Couples may be permitted to set aside spare IVF embryos in case they want to harvest treatments from them in future, according to reports.

The Government’s fertility watchdog is set to consider the idea of allowing families to ‘bank’ spare embryos to provide personalised cures for them or their other children, reports The Mail on Sunday newspaper.

Embryos created by IVF and not immediately implanted in their mother’s womb can currently be kept for up to five years, but new rules expected in October will extend this to 55 years.

For now such embryos can only be stored with a view to future implantation, but the HFEA will debate permitting their storage and use purely as a source of embryonic stem cells.

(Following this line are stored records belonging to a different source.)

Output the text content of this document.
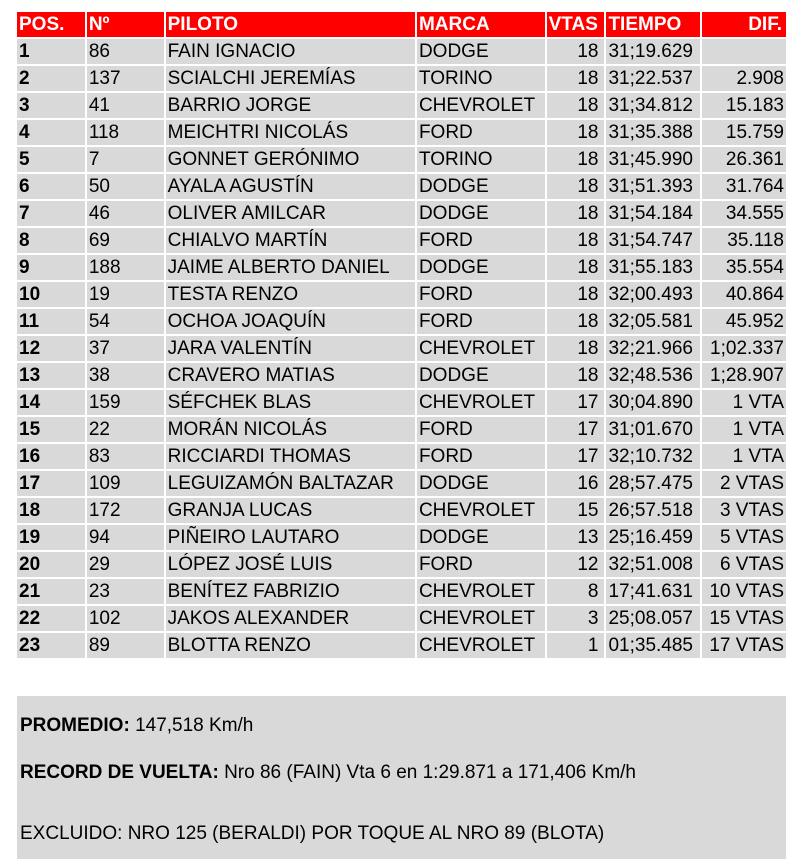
POS.	Nº	PILOTO	MARCA	VTAS TIEMPO	DIF.
1	86	FAIN IGNACIO	DODGE	18 31;19.629
2	137	SCIALCHI JEREMÍAS	TORINO	18 31;22.537	2.908
3	41	BARRIO JORGE	CHEVROLET	18 31;34.812	15.183
4	118	MEICHTRI NICOLÁS	FORD	18 31;35.388	15.759
5	7	GONNET GERÓNIMO	TORINO	18 31;45.990	26.361
6	50	AYALA AGUSTÍN	DODGE	18 31;51.393	31.764
7	46	OLIVER AMILCAR	DODGE	18 31;54.184	34.555
8	69	CHIALVO MARTÍN	FORD	18 31;54.747	35.118
9	188	JAIME ALBERTO DANIEL	DODGE	18 31;55.183	35.554
10	19	TESTA RENZO	FORD	18 32;00.493	40.864
11	54	OCHOA JOAQUÍN	FORD	18 32;05.581	45.952
12	37	JARA VALENTÍN	CHEVROLET	18 32;21.966 1;02.337
13	38	CRAVERO MATIAS	DODGE	18 32;48.536 1;28.907
14	159	SÉFCHEK BLAS	CHEVROLET	17 30;04.890	1 VTA
15	22	MORÁN NICOLÁS	FORD	17 31;01.670	1 VTA
16	83	RICCIARDI THOMAS	FORD	17 32;10.732	1 VTA
17	109	LEGUIZAMÓN BALTAZAR	DODGE	16 28;57.475	2 VTAS
18	172	GRANJA LUCAS	CHEVROLET	15 26;57.518	3 VTAS
19	94	PIÑEIRO LAUTARO	DODGE	13 25;16.459	5 VTAS
20	29	LÓPEZ JOSÉ LUIS	FORD	12 32;51.008	6 VTAS
21	23	BENÍTEZ FABRIZIO	CHEVROLET	8 17;41.631 10 VTAS
22	102	JAKOS ALEXANDER	CHEVROLET	3 25;08.057 15 VTAS
23	89	BLOTTA RENZO	CHEVROLET	1 01;35.485 17 VTAS
PROMEDIO: 147,518 Km/h
RECORD DE VUELTA: Nro 86 (FAIN) Vta 6 en 1:29.871 a 171,406 Km/h
EXCLUIDO: NRO 125 (BERALDI) POR TOQUE AL NRO 89 (BLOTA)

There is speculation that future technologies could use these stem cells in personalised treatments for the embryo’s parents.

However, campaigners have warned that allowing people to freeze embryos to be used for later treatment could result in these becoming “the latest must-have healthcare accessory”.

One company in America is reportedly already offering such a service.

Stem cells can currently be taken from the umbilical cord of newborn babies and stored for use in future treatments or research – a practice which avoids the destruction of embryos.

In fact, the most promising recent advances have involved these and other ‘adult’ stem cells from ethical sources.

Scientists have already transplanted a new section of windpipe grown from a patient’s own adult stem cells.

The Human Fertility and Embryology Authority (HFEA) has already allowed the creation of ‘saviour siblings’ – children selected as embryos so that their cells or tissue can be used to treat an older brother or sister once they are born.

A spokesman for the HFEA said: “Horizon scanning is part of our regulatory role. We look at developing technologies which may impact on the work we do.”

However, Josephine Quintavalle of Comment on Reproductive Ethics said: “It is sadly almost inevitable that bespoke embryonic stem cells created from frozen surplus will become the latest must-have healthcare accessory.”